General Clark and Gov. Patrick Henry had the authority to issue colonelcies across the entire modern states of West Virginia, Kentucky, Indiana, Illinois, Ohio, Michigan and portions of and Western Pennsylvania were all created from the territory encompassed, or claimed by, the Colony of Virginia (Commonwealth of Virginia) at the time of further American independence in July 1776. Why Commonwealth Colonels?

Commonwealth is a traditional English term for a political community founded for the common good. Historically it has sometimes been synonymous with "republic". The noun "commonwealth", meaning "public welfare general good or advantage", dates from the 15th century. The term literally meant "common well-being". In the 17th century, the definition of "commonwealth" expanded from its original sense of "common good" or "commonweal" to mean "a state in which the supreme power is vested in the people; a republic or democratic state".  The term commonwealth also has affinity to the ideal of "common law".

By 1792 when Colonel Isaac Shelby became the First Governor there were as many as 100-250, perhaps more Kentucky District Colonels in the newly formed Commonwealth of Kentucky. Isaac Shelby himself was a North Carolina Colonel from Sullivan County, which later became part of the State of Franklin and then Tennessee. Col. Shelby moved to Kentucky in 1783, to land that he received as a bounty surveying for the Transylvania Colony in 1775. By this time most large landholders that immigrated to the Kentucky District which received a warrant deed as an American Revolutionary War Veteran were also called colonels honorarily based on land holdings and age. Many of these colonels and their colonists (settlers) became the legislators, sheriffs, and justices of the peace after Kentucky became a state. Colonels were also responsible for polling votes from the colonists in these early years. Prior to the establishment of the State Legislature and the formation of the State the "colonels" were the highest acting officials.

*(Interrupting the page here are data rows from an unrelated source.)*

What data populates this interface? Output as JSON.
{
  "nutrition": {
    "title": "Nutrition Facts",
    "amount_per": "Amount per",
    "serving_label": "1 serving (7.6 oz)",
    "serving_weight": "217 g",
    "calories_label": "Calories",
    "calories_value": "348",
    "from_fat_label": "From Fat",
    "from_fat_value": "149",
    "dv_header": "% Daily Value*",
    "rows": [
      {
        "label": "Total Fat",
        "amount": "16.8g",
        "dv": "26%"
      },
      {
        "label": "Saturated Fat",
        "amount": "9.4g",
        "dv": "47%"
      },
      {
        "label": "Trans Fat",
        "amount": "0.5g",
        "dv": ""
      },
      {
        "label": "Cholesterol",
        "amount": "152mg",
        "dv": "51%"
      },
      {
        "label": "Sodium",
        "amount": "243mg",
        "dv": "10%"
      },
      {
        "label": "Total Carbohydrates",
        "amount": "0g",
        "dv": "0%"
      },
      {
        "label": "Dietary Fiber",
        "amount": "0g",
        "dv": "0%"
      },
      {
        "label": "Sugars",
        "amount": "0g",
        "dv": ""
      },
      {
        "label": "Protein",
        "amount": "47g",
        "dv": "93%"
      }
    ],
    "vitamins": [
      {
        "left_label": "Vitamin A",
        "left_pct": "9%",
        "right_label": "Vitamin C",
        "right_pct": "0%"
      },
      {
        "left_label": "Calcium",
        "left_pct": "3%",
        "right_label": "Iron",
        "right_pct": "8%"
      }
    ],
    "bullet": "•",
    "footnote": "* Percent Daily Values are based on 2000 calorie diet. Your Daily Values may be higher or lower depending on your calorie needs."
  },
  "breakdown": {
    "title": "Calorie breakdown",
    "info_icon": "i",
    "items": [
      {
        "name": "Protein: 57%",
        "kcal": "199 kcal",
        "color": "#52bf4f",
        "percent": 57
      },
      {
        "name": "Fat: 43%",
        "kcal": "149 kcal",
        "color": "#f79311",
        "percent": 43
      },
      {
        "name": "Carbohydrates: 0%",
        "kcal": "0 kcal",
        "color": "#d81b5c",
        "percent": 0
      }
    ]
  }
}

Colonels continued under common law to issue commissions over landholdings, issue deeds now under the new government and all things that could be managed as the highest county officials until the Second Constitution in 1799 which did not provide powers to designate colonels or acknowledge their powers, nor did it prohibit the continuing emergence of new colonels as a customary title, but it did for justice of the peace, judges and other positions. By this time 9 counties became 30, subdivided by mostly colonels, there were hundreds of colonels. Daniel Boone, Isaac Shelby, John Bowman and of course, often called "General" or "Colonel George Rogers Clark" were all also land surveyors and governmental authorities; well-respected in their time. Col. Leonard Helm, Col. Benjamin Logan and Col. Daniel Boone were the among the highest authorities in Kentucke. The history does not end here, this is just a brief overview.

Colonels continued greatly in their prominence, until 1802 under an Act of Congress the Military Peace Establishment Act authorized the duties of the rank of "colonel" in the U.S. Army using the language "one colonel, one lieutenant-colonel, four majors, one adjutant, and twenty companies..." In Kentucky and Tennessee the traditions adopted of conferring colonelcy as a rite of passage, customarily, among one another under common law was dying out. As we understand, more than ever now, there are many more high and low points for Kentucky's Honorary Colonelcy in 1775, 1776, 1780, 1784, 1790, 1791, 1792, 1793, 1799, 1804, 1813, 1815, 1861, 1865, 1890, 1892, 1895, 1898, 1906, 1920, 1930, 1931, 1932, 1934, 1936, 1939, 1941, 1947, 1957, 1992, 2007. 2016, 2020 and other dates. Together have resulted in the ideals of the Kentucky Colonel becoming more and more commonplace as an honorary commission. Since 2007 more than 150,000 commissions have been issued in less that 15 years, a number that can sharply rise in 2020, considering basically anyone can now nominate a colonel which started on February 19, 2020.